Lebih lanjut, Choirul menyampaikan karakter mahasiswa UAD untuk mimpi masa depan yaitu kompeten dalam memasuki dunia industri masa kini, juga memiliki daya saing nasional dan internasional. Selain itu, mahasiswa mampu mengambil peran dalam kepemimpinan dunia industri dan pasar global, serta memiliki integritas dan intelektual berdasarkan nilai-nilai keislaman yang kuat.
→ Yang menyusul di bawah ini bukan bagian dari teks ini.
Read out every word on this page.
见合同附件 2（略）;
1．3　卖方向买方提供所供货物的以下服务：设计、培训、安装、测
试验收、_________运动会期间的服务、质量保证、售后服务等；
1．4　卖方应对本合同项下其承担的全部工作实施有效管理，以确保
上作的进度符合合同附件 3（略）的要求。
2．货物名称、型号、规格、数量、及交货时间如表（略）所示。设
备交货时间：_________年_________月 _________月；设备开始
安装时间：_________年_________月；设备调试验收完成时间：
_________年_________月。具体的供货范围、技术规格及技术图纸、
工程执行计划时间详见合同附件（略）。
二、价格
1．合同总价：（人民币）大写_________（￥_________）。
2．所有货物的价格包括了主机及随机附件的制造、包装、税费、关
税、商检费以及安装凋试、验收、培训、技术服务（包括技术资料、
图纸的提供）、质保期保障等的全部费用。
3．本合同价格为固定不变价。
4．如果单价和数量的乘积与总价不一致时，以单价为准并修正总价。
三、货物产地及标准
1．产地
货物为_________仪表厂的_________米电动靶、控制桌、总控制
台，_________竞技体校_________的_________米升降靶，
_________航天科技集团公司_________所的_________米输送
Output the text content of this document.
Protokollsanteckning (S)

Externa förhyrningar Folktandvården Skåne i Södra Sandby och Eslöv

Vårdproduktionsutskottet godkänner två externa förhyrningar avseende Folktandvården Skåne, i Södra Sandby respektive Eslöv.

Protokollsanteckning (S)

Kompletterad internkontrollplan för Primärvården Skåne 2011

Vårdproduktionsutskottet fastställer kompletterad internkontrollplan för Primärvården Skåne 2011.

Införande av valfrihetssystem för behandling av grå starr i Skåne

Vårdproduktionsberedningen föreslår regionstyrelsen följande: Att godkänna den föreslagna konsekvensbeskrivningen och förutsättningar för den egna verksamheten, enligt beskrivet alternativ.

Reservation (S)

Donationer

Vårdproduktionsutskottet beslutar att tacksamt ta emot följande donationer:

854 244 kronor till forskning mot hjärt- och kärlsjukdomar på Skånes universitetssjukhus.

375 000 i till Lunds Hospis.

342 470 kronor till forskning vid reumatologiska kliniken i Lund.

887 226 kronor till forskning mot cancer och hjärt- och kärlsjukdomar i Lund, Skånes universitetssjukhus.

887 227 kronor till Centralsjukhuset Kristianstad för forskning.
“Ke depannya landasan pembinaan kemahasiswaan terdiri atas olahraga, olah pikir, olah rasa, dan olah hati. Olah pikir meliputi cerdas, kritis, kreatif, inovatif, ingin tahu, terbuka, produktif, dan reflektif. Olah hati meliputi bertakwa, jujur, adil, empatik, patriotik, rela berkorban, sabar, dan tawakal. Olah rasa meliputi empatik, ramah, tenang, tabah, peduli, dinamis, kerja keras, dan beretos kerja tinggi. Kemudian olahraga meliputi bersih, disiplin, sportif, gigih, tangguh, bersahabat, andal, kooperatif, determinatif, ceria, dan kompetitif. Landasan tersebut harus direfleksikan mulai dari sekarang,” papar Chairul.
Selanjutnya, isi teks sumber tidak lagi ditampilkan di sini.